Wood Thrushes Go Tropical in Winter: With the help of miniature GPS locators, Calandra Stanley from the Smithsonian Migratory Bird Center is learning exactly where Wood Thrushes migrate to. It seems different Wood Thrushes use different strategies to survive the winter. About half the birds she tracked to Belize moved up to 12 miles during the winter; the other half were stay-at-homes and moved no more than a football field away from where they landed after their 2,000 mile migration journeys.
Godwits Get Sandblasted on Migration: Black-tailed Godwits are a sharply declining species, and the worst part of their year might be their migration between Africa and northern Europe, reports Nathan Senner of the University of Montana. Senner found that in two years, the birds’ spring passage across northern Africa put them in the path of massive sandstorms that blow across the Sahara Desert—storms so strong that they can blow sand all the way across the Atlantic Ocean to the Amazon.

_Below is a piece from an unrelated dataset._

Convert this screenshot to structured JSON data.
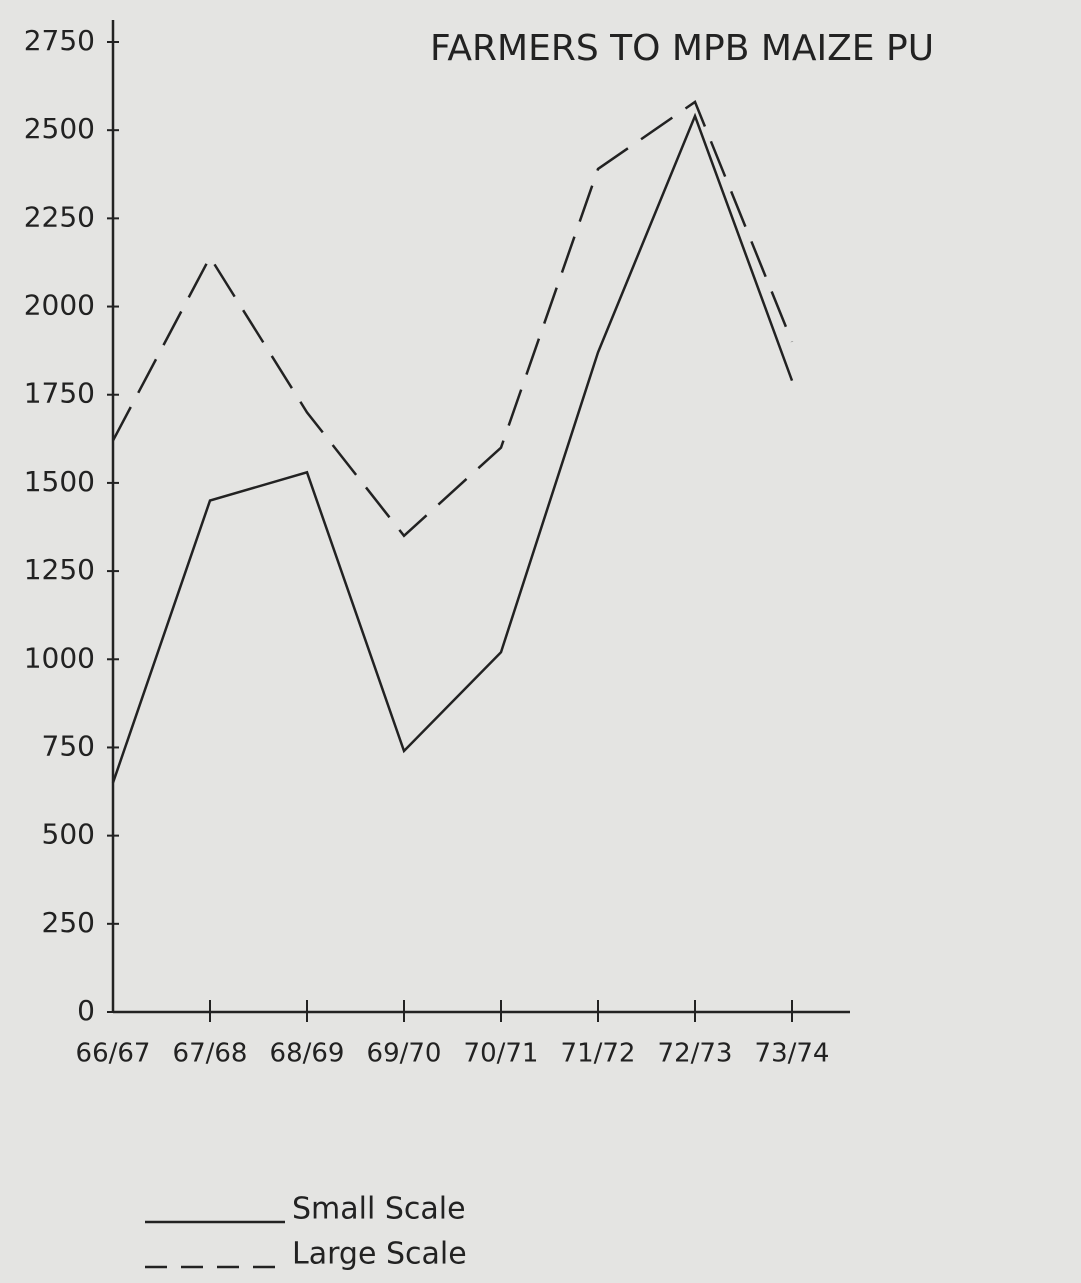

Small Changes Rapidly Create New Species: In parts of South America, 6 species of seedeaters can live in one field. Males look and sound very different, but most females can’t even be separated in the hand. Even their DNA is almost identical, said Leonardo Campagna of the Cornell Lab. All except for a very few regions, which show rapid change and turn out to code for aspects of male plumage color—suggesting one species can rapidly become many by altering just a few details in one sex.